Quote Originally Posted by Rhabbi View Post
Good points on the precise use of time elements. The biggest frustration I have had with this story is that it wants to be longer. I had to trim it down and focus on basic elements. One thing I did discover, writing a AAR makes it very easy to write active voice. Instead of restructuring sentences I just delete passive verbs. That made things easier. Then the interview drifted into passive voice, but I though that was appropiate for it, and I guess you agreed. At least you did not comment about it.

As for the arrogance part, that is where I run into a problem. In oreder to develop the pirates arrogance I start to lose focus and drift into way to many words. Not saying it cannot be done, just that I am having difficulty with it.

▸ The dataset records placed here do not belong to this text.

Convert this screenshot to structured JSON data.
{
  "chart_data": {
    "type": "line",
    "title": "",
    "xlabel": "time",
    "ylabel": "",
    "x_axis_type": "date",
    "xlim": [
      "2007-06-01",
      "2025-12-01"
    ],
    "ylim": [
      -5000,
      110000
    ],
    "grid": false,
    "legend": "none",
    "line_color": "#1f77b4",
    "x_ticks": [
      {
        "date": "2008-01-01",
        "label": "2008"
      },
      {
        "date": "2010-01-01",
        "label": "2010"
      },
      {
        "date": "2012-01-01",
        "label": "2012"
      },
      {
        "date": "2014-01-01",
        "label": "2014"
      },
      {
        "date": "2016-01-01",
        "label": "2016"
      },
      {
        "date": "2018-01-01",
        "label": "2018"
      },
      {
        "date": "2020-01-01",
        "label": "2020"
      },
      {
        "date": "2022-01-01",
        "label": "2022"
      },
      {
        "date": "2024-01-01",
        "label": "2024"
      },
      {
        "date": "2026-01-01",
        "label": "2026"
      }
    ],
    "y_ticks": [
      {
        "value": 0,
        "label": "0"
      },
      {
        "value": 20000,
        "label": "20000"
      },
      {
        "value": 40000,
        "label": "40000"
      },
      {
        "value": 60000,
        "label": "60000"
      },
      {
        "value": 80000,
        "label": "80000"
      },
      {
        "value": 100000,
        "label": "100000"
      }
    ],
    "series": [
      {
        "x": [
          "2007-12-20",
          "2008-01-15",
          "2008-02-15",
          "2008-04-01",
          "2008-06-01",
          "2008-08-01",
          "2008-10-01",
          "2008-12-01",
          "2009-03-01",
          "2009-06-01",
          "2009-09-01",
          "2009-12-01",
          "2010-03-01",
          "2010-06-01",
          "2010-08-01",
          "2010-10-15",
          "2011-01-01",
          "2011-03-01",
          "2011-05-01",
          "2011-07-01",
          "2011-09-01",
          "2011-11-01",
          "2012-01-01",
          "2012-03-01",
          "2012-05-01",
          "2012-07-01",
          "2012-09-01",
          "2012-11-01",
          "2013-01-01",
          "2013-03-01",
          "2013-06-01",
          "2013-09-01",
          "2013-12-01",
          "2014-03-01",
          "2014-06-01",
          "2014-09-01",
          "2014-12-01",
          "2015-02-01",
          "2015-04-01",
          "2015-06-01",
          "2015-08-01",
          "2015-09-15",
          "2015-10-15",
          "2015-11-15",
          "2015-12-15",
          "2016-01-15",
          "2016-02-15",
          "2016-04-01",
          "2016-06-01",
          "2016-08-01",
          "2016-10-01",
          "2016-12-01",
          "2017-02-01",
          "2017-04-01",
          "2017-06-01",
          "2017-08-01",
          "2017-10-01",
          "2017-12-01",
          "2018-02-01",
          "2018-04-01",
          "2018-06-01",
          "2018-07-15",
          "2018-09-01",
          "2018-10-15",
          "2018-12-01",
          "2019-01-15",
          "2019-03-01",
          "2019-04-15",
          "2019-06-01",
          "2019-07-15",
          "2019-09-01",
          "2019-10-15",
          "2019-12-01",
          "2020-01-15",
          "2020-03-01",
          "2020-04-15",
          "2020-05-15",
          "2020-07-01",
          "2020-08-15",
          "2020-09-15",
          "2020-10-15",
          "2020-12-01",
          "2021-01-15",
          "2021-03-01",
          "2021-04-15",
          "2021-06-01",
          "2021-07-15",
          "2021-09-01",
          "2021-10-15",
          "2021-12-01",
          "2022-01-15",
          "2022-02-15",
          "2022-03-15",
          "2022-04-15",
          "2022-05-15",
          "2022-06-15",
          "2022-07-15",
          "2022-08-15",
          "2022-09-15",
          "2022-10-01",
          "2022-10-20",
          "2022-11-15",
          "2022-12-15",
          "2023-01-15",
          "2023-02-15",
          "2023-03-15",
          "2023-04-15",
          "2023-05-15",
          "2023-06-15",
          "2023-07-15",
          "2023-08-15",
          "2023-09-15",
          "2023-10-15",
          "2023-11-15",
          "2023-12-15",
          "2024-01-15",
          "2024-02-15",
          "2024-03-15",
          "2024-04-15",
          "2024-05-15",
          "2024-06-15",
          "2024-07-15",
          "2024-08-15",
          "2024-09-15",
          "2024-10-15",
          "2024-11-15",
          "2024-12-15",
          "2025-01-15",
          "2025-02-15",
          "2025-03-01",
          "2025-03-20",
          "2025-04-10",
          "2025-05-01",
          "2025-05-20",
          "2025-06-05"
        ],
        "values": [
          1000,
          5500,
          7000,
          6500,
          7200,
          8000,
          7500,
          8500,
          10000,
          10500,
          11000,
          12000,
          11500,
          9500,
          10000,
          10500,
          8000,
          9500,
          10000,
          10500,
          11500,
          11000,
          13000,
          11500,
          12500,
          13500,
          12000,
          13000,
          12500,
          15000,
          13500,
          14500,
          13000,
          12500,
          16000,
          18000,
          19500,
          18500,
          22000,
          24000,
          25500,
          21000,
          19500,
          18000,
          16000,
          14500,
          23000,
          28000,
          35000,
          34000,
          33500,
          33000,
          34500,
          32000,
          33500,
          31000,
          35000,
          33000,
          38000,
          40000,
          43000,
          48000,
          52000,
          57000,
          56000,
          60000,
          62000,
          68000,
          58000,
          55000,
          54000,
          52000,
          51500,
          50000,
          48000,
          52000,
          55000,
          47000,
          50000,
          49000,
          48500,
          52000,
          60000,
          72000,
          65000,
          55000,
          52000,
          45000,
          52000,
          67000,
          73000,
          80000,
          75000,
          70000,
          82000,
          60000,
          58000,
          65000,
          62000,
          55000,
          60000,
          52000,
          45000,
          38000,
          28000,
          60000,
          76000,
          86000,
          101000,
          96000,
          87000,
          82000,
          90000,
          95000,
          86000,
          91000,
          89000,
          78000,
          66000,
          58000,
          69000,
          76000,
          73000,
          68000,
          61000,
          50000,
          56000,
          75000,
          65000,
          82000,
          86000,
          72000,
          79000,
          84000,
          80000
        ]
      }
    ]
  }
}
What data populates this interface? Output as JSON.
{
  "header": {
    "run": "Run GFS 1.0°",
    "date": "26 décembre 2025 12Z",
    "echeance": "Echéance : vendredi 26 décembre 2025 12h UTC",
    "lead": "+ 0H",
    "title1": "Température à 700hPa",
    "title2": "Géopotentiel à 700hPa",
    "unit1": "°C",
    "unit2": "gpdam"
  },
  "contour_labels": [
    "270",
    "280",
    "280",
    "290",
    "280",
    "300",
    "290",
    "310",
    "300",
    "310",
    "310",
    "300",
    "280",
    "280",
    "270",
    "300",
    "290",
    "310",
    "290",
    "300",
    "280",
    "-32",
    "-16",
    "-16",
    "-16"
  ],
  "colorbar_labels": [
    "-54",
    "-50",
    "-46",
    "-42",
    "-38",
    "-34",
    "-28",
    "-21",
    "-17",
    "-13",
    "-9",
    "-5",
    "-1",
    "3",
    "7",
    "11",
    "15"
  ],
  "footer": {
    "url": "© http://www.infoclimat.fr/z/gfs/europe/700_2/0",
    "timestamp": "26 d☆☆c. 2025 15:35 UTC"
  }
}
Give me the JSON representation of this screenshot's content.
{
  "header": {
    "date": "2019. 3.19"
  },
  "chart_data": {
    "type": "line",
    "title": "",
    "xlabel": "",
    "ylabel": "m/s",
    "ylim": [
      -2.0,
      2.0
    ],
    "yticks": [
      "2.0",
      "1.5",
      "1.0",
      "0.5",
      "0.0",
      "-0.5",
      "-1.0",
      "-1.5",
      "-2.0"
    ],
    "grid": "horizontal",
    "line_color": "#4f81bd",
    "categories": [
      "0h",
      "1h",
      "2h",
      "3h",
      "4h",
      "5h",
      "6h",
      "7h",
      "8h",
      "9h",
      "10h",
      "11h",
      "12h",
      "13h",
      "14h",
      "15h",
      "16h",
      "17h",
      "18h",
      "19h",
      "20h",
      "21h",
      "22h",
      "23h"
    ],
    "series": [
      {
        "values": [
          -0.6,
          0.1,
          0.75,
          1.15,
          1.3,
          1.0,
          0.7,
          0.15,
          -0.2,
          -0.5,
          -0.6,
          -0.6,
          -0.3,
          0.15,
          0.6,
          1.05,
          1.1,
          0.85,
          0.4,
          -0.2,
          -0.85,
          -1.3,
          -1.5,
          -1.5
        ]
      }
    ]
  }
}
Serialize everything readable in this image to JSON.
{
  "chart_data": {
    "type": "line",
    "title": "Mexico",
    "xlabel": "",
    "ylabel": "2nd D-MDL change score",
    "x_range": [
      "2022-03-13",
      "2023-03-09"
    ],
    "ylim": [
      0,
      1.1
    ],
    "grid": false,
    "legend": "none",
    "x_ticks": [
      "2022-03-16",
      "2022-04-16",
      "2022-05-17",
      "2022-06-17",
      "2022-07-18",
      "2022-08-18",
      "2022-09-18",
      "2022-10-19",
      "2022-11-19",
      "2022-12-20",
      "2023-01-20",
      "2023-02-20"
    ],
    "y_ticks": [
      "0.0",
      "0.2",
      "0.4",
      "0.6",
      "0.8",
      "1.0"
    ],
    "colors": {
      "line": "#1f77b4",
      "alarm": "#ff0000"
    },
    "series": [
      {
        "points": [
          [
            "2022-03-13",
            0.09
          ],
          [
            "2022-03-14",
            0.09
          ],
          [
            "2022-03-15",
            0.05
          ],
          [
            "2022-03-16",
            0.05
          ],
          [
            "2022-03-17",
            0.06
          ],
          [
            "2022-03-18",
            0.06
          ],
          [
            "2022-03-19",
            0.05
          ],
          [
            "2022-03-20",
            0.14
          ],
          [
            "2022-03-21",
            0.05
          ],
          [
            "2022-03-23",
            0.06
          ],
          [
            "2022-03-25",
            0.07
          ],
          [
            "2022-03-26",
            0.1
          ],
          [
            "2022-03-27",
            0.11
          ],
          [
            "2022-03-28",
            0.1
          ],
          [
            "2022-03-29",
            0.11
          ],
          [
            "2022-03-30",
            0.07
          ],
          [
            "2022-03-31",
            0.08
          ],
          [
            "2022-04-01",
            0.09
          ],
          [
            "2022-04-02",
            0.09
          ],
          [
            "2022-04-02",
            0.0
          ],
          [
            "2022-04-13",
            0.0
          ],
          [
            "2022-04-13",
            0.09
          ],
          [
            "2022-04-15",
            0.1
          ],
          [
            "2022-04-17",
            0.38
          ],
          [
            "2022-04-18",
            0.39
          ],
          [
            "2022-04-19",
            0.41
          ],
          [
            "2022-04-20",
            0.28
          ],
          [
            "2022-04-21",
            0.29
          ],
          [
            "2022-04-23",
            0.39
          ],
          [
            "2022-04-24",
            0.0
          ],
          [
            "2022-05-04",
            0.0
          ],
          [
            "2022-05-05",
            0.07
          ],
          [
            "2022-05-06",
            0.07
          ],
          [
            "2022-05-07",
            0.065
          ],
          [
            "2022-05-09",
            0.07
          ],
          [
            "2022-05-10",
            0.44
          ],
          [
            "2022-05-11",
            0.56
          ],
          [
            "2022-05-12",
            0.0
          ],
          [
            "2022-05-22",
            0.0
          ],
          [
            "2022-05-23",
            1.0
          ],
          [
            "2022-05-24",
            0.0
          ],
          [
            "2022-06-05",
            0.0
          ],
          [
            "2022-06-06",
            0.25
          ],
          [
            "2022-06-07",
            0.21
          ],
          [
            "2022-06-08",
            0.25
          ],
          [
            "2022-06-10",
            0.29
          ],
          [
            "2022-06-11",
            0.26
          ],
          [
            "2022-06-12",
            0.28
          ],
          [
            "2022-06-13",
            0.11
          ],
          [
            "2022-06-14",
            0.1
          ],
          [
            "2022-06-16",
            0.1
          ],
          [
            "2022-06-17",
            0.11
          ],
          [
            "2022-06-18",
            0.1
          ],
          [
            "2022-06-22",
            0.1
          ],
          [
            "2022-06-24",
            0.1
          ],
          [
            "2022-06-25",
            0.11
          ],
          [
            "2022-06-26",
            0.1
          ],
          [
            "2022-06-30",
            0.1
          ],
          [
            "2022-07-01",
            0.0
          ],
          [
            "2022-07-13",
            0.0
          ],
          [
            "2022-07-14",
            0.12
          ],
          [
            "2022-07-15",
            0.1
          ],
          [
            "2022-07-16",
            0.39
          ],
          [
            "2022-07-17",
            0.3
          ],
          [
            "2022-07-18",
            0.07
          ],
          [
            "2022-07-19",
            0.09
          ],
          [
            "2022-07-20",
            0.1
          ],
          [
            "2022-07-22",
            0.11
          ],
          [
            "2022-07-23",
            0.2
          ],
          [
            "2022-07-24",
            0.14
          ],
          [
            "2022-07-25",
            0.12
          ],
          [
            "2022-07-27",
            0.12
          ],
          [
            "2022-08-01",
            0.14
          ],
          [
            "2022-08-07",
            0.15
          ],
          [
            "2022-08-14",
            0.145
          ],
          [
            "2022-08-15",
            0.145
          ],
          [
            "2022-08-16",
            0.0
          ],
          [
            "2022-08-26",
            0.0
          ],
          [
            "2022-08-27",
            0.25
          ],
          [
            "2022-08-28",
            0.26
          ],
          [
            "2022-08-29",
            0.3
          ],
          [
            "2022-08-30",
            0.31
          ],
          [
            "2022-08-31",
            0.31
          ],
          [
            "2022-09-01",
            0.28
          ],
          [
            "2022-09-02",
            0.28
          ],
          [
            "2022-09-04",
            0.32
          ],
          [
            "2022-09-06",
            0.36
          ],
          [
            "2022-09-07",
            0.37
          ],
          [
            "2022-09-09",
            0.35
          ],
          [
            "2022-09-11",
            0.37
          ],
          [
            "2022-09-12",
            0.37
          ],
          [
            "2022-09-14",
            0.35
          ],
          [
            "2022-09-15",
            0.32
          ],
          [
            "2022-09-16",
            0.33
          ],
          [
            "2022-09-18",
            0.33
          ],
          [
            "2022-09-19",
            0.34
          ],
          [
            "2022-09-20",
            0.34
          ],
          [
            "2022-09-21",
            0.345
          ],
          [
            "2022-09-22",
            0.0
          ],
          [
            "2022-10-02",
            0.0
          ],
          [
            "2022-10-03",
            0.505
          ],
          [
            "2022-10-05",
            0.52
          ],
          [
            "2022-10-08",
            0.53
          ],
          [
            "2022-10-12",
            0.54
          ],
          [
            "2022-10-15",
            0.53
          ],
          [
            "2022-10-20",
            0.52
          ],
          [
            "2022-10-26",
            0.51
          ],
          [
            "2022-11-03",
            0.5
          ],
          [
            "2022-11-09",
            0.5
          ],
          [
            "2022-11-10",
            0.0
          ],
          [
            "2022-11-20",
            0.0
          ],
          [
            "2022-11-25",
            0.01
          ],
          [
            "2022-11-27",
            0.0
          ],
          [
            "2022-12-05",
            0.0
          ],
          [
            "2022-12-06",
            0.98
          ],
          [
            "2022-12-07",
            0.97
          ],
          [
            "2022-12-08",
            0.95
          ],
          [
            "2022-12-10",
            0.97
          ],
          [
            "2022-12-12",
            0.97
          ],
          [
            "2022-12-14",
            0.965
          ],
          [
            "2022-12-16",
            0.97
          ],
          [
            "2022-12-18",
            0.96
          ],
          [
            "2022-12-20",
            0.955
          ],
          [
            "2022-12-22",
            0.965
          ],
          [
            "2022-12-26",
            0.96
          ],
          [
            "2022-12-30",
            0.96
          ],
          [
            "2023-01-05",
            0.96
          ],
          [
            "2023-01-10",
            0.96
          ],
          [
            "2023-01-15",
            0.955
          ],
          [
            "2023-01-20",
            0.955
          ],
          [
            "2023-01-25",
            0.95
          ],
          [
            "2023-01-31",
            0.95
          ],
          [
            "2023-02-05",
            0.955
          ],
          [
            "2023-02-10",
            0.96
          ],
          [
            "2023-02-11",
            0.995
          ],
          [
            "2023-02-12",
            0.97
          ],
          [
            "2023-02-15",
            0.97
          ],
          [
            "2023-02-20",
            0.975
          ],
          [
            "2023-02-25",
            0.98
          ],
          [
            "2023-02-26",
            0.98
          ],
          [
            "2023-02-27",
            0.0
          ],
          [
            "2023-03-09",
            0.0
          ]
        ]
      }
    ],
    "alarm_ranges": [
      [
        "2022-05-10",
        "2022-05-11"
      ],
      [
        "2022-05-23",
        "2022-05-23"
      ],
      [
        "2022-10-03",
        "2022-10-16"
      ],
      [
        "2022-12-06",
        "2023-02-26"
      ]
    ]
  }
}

The way this story is looking, I see this as a chapter of a longer story. I will need and introduction to establish the legend of the Phoenix, and then move into this.
If it were me, I'd look at this as a last chapter and work the story back from there. You need to establish the story of how the Phoenix was lost. A bit of background on the present pirate problem, the story of the Howler's lost launch and the poor female prisoners might do. This could be developed to emphasize the growing and more general pirate problem, you might find an arch villain useful as well. Do these slavers only let the female prisoners live? Then work in the arrogance from both sides the pirates becoming bolder as their power grows and the Military relying on poor intel and refusing to take the problem seriously; sending good ships out to be slaughtered piecemeal.

You also need to establish a fantasy rule/reason that requires/allows/causes the ghost ship to intervene and prevent disaster. This should be hinted at in the beginning chapter that establishes the myth of the Phoenix and then threaded in throughout the rest of the story.

It would be a project... three chapters minimum maybe as much as five.